I have to be honest starting out here. I am on vacation with my family, and there has been a lot of time spent on decompression. More so this year than I can remember in any previous year. I have not wanted to put much thought into any bit of the day to day that usually is jockeying for position for my attention. This vacation has been a vacation from life for me.
Now for the honest part. I have not wanted to put much thought into putting this DOD together. I have even struggled with the thoughts of: “This DOD needs to so earth shattering that all who read are moved to rousing applause and complete transformation”. Ok. That is me being overly exaggerative. I care less about whether you read this DOD and are impressed. I, however, have continually fought the desire to come up with something that is pretty impactful though. There you go. It’s out. That monkey can go find another back to ride on.
The reason I took time to share all of this, is because it exactly related to what I want to share in a current, personal challenge. I share with you one scripture and one thought/challenge that have been rattling around in my brain and spirit for the last several days.
Psalms 19:14: “May the words of my mouth and the meditations of my heart be pleasing to you.”
Thought: “What have you accepted as normal?”

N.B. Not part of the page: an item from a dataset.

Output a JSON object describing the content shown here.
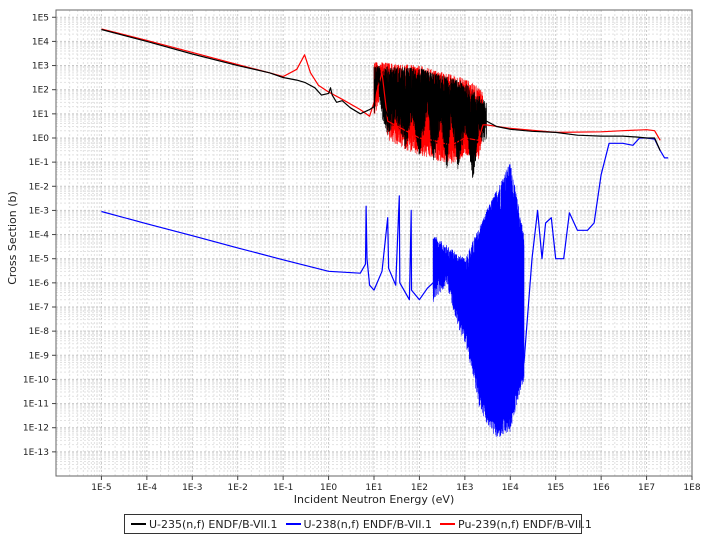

As I stood in front of the toilet when I first had the thought, I know the Spirit was challenging me to consider what I have accepted as normal, but is not. What thoughts or words have easily spilled in or out without the challenge of, “Is this my new normal?” I am not talking about impure thoughts. I am digging deeper and wider. Something like, “my wife and I are fighting again today and….” fill in the blank. That should not be our new normal. Or, “I was completely justified in standing up for myself and the words I used.” Is getting the last word in, though justified, accepted as our normal? Or try this one on: “I guess I have made enough of a mess of my life, and I have ruined everyone else’s, I should consider myself lucky and content just to be able to eat the slop with the pigs”. Or: “This DOD has to be perfect!” Ok...last one: “I am truly alone.”
Here is the simple challenge to consider: Are the words of your mouth and the meditations of your heart pleasing to Him? Do you, as His work of art, whom He has said with conviction and unwavering belief, that you are FEARFULLY AND WONDERFULLY MADE, respond with words and thoughts that bring Him joy? Not for the purpose of just bringing Him joy. I mean that he is so filled with joy because you know who you are and you know what your normal should be?
So...What words and thoughts have you accepted as normal? Ask the Spirit to challenge your thinking, to renew your mind and find your normal.